J Nutr. 2010 Nov;140(11):1901-6. doi: 10.3945/jn.110.128579. Epub 2010 Sep 22.
- PubMed ID
- 20861217 [ View in PubMed]
- Abstract
Human cytochrome P450 4F2 (CYP4F2) catalyzes the omega-hydroxylation of the side chain of tocopherols (TOH) and tocotrienols (T3), the first step in their catabolism to polar metabolites excreted in urine. CYP4F2, in conjunction with alpha-TOH transfer protein, results in the conserved phenotype of selective retention of alpha-TOH. The purpose of this work was to determine the functional consequences of 2 common genetic variants in the human CYP4F2 gene on vitamin E-omega-hydroxylase specific activity using the 6 major dietary TOH and T3 as substrate. CYP4F2-mediated omega-hydroxylase specific activity was measured in microsomal preparations from insect cells that express wild-type or polymorphic variants of the human CYP4F2 protein.
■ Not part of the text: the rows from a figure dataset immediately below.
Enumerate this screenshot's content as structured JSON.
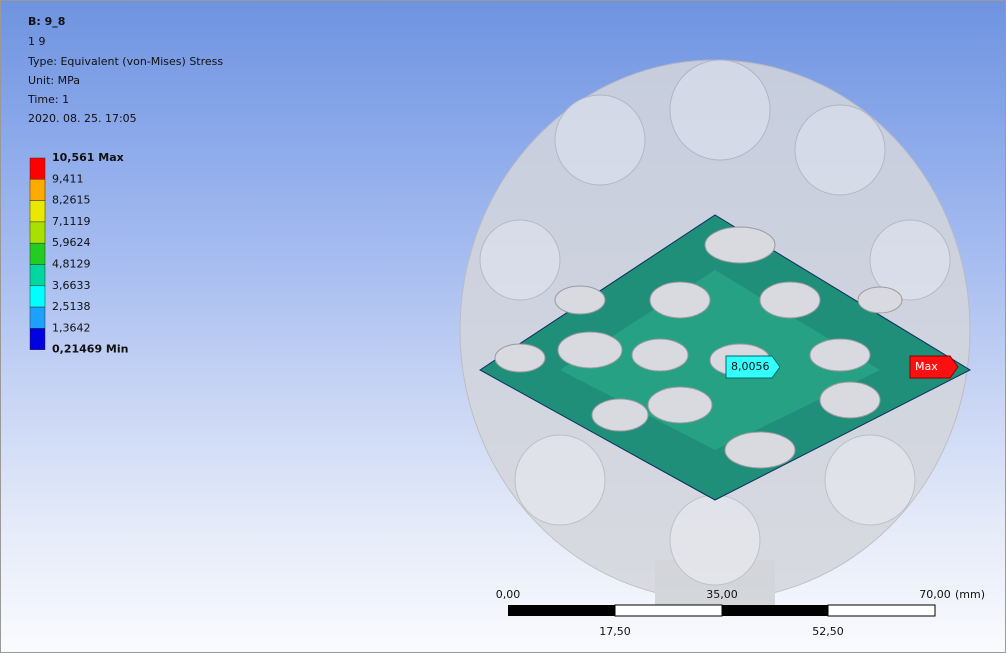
{
  "header": {
    "title": "B: 9_8",
    "subtitle": "1 9",
    "type": "Type: Equivalent (von-Mises) Stress",
    "unit": "Unit: MPa",
    "time": "Time: 1",
    "date": "2020. 08. 25. 17:05"
  },
  "legend": {
    "labels": [
      "10,561 Max",
      "9,411",
      "8,2615",
      "7,1119",
      "5,9624",
      "4,8129",
      "3,6633",
      "2,5138",
      "1,3642",
      "0,21469 Min"
    ],
    "colors": [
      "#ff0000",
      "#ffaa00",
      "#e8e800",
      "#a8e000",
      "#22cc22",
      "#00d7a0",
      "#00ffff",
      "#1ea0ff",
      "#0000e0"
    ]
  },
  "probes": {
    "value": "8,0056",
    "max": "Max"
  },
  "scale": {
    "top": [
      "0,00",
      "35,00",
      "70,00"
    ],
    "unit": "(mm)",
    "bottom": [
      "17,50",
      "52,50"
    ]
  }
}
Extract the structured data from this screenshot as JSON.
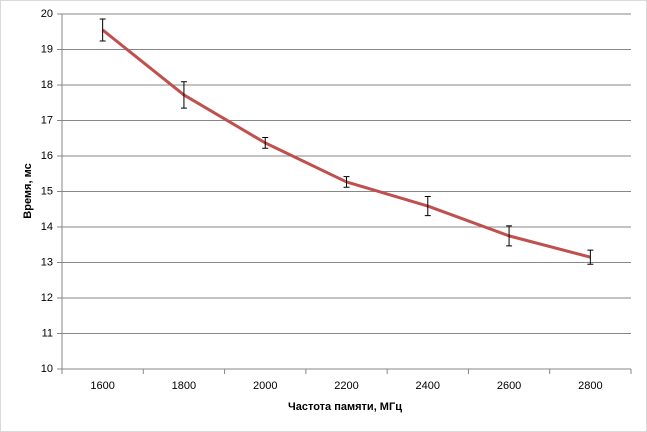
{
  "chart_data": {
    "type": "line",
    "x_label": "Частота памяти, МГц",
    "y_label": "Время, мс",
    "categories": [
      "1600",
      "1800",
      "2000",
      "2200",
      "2400",
      "2600",
      "2800"
    ],
    "series": [
      {
        "color": "#c0504d",
        "values": [
          19.55,
          17.72,
          16.37,
          15.27,
          14.59,
          13.75,
          13.15
        ],
        "errors": [
          0.31,
          0.37,
          0.15,
          0.15,
          0.27,
          0.28,
          0.2
        ]
      }
    ],
    "ylim": [
      10,
      20
    ],
    "yticks": [
      10,
      11,
      12,
      13,
      14,
      15,
      16,
      17,
      18,
      19,
      20
    ],
    "grid": true
  }
}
The W12G variant exhibited a greater enzyme specific activity (pmol product . min(-1) . pmol CYP4F2(-1)) compared with wild-type enzyme for both TOH and T3, 230-275% of wild-type toward alpha, gamma, and delta-TOH and 350% of wild-type toward alpha, gamma, and delta-T3. In contrast, the V433M variant had lower enzyme specific activity toward TOH (42-66% of wild type) but was without a significant effect on the metabolism of T3. Because CYP4F2 is the only enzyme currently shown to metabolize vitamin E in humans, the observed substrate-dependent alterations in enzyme activity associated with these genetic variants may result in alterations in vitamin E status in individuals carrying these mutations and constitute a source of variability in vitamin E status.